I was hoping to make it back out to the finish line for my sister coming in, but I barely missed her. We found each other next to the finish chute and waited for our last friend to finish. I gave her the Fireball I had carried on through the whole run and we celebrated both finishing.
After the race I took some much-needed time off in Moro Bay. Walking and resting seemed to be helping a little bit but it was still pretty bad. Two weeks later I finally got in to see my doctor. I was given NSAIDs, muscle relaxers, and referred to PT. I also saw my chiropractor which helped immediately. It’s been slow progress to recovery but after 6 weeks it’s 90% better. We determined my sacrum was compressed from carrying my toddler around and not activating my core enough. Starting Tri training again exacerbated the base problem. My take away is as a first time or repeat mom don’t neglect reengaging your core and hips. I plan to start more strength training and yoga in a few weeks to set a solid foundation and try to return to tris again next year.
I’m disappointed GB3 has yet to reopen their day care. Gyms are open and day cares are open AND other gym day cares are open.

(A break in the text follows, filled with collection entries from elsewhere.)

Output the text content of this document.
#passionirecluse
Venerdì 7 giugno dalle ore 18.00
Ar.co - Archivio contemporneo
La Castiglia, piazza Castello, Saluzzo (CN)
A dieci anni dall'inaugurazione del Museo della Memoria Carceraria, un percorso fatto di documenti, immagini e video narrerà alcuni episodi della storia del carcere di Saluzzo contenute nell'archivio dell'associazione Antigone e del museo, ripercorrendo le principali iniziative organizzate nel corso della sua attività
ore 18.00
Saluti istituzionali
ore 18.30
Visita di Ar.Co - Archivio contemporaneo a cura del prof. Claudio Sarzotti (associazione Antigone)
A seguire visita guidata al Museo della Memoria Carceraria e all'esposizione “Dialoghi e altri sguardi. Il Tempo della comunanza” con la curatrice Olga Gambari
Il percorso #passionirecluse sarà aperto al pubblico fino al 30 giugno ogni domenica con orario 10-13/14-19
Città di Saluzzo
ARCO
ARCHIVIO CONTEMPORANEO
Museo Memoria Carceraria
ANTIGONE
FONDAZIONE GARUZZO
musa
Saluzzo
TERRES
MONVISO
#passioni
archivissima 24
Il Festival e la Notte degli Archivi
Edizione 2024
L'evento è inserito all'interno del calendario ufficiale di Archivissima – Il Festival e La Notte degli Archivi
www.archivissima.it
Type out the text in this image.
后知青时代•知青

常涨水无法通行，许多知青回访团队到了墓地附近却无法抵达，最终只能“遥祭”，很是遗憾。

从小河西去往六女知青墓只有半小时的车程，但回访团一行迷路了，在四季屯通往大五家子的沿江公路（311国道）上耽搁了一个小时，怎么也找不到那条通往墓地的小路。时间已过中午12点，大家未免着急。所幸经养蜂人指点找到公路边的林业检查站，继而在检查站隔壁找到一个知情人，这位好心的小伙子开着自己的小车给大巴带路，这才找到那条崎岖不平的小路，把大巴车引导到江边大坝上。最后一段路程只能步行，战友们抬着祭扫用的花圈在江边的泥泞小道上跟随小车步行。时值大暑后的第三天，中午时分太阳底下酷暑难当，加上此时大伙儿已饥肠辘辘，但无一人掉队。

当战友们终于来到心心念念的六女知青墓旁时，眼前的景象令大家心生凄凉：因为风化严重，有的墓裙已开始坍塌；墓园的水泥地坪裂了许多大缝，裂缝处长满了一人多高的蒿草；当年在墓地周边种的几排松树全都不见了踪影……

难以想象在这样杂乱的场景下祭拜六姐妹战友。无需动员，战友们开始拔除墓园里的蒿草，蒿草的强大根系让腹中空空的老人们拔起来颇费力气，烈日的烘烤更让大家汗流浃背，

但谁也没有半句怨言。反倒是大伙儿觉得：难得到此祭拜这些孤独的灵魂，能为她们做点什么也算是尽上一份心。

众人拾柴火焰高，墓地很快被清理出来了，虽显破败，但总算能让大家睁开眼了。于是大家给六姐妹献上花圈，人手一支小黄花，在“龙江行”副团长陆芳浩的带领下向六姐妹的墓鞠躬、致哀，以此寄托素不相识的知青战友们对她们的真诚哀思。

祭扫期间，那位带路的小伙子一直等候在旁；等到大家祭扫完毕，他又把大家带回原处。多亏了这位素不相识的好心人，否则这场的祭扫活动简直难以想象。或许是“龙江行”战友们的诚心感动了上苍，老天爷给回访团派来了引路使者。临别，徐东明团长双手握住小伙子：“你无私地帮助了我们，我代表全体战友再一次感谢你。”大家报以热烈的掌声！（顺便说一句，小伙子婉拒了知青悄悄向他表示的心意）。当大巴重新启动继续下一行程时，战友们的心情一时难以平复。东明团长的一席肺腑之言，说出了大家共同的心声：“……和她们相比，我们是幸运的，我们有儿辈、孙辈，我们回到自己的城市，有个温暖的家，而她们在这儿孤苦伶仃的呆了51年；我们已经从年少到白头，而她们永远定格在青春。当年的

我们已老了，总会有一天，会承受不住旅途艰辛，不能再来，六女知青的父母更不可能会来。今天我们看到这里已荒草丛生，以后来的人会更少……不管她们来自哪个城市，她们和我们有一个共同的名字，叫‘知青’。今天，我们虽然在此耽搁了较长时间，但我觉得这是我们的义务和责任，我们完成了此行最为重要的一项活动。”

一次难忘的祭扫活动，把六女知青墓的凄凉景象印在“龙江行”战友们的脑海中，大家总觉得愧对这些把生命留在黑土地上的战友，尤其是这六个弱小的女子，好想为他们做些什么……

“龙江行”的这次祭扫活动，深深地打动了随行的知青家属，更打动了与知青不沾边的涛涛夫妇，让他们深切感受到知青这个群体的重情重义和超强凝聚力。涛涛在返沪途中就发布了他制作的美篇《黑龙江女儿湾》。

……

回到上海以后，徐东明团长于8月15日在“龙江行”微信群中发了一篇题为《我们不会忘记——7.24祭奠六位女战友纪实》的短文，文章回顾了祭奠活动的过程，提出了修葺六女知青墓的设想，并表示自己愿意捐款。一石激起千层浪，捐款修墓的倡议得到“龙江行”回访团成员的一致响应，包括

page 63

There is no reason other than not wanting to provide this service to not reopen the gym day care. The primary people this impacts is moms (and care givers) of young children. It’s difficult enough getting back to exercising after having a kid in general. We need all the resources we can have. At this time, I don’t see myself being able to do another long course until either gym day care is available again or my son is a lot older.
I’m proud of myself for finishing and I know this race was all heart!